Max Musing

📄 How we paginate queries across every SQL dialect

We had a comment in our codebase that said SQL Server doesn't handle pagination well, so we should just avoid pagination for now. And it did exactly that: shipped the entire result set to the browser and let it sort itself out. Same deal for Spanner.

A lot of Basedash is just "run the SQL the user wrote, show the rows." We support 10+ dialects (Postgres, MySQL, BigQuery, Snowflake, Athena, SQL Server, Spanner, and friends), and every query gets paginated because we can't stream a 12M row result set to a browser.

For years the approach was wrap-and-pray. Take whatever the user wrote, stuff it in a subquery, slap pagination on the outside:

SELECT * FROM (
  -- whatever the user wrote
) AS t
LIMIT 100 OFFSET 200;

The nice thing about this is the query stays opaque. You don't have to understand its grammar to paginate it, which is exactly why it shipped fast and lasted years.

It works great on the easy dialects but falls apart on the annoying ones.
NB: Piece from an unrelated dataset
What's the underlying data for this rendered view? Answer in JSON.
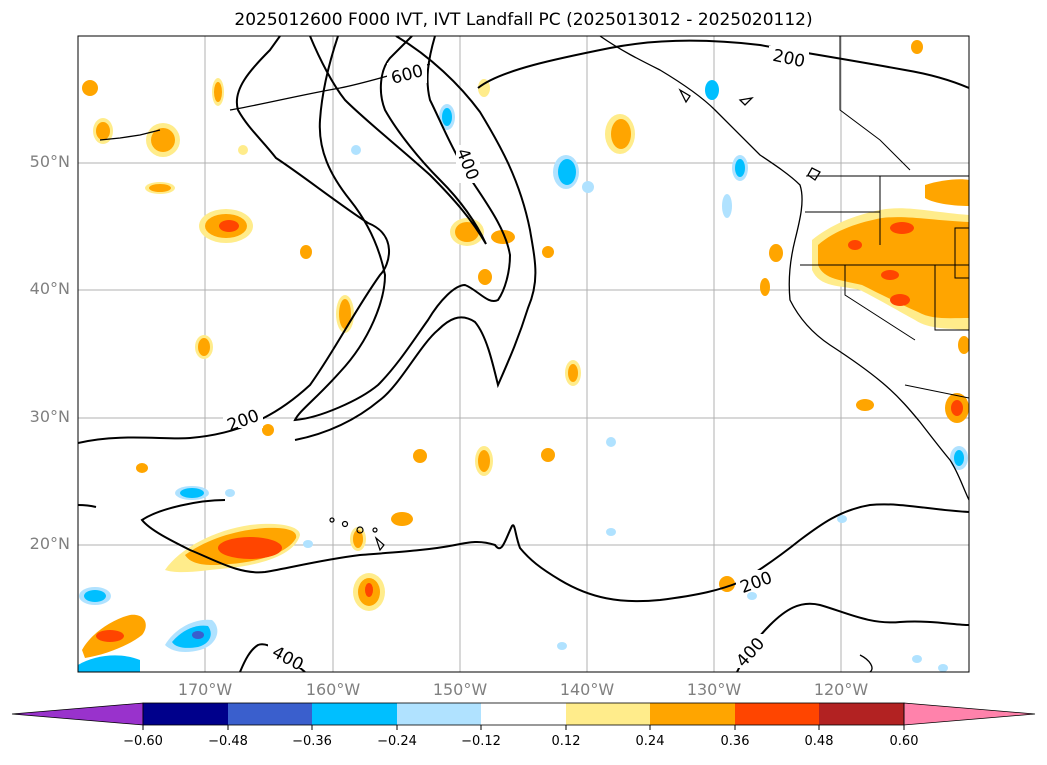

SQL Server has no LIMIT at all. Athena wants OFFSET before LIMIT, the opposite of Postgres. Spanner won't preserve ordering through a subquery, so you get 100 rows in some order, just not the one anybody asked for. And if the user already wrote their own LIMIT, page 2 came back empty.

So we ended up with a pile of provider-specific overrides taped onto a leaky abstraction.

The fix was to parse instead of wrap.

We pulled in a multi-dialect SQL parser, turn each query into an AST, and attach LIMIT/OFFSET directly to the root statement. That deleted 4 provider-specific overrides, got SQL Server and Spanner paginating for the first time, and cleaned up every stack trace that used to mention a mystery "t" alias. New dialects get correct pagination by adding 1 line to a switch.

What I keep thinking about is that the wrapper was the right call for a really long time. Parsing only won once a good multi-dialect parser was something we could install instead of build.

Curious how other people handle this. Do you parse user SQL or wrap it? And if you wrap, at what point did it stop being good enough?

51 views

Add a comment

Replies

Best
Sebastian Patterson

@maxmusing What made you switch from wrapping to parsing?

Gideon Henry

Was SQL Server the biggest challenge?

Xander Cole

@maxmusing Did this reduce support requests?

Bella Christine

@maxmusing Any plans to use parsing elsewhere?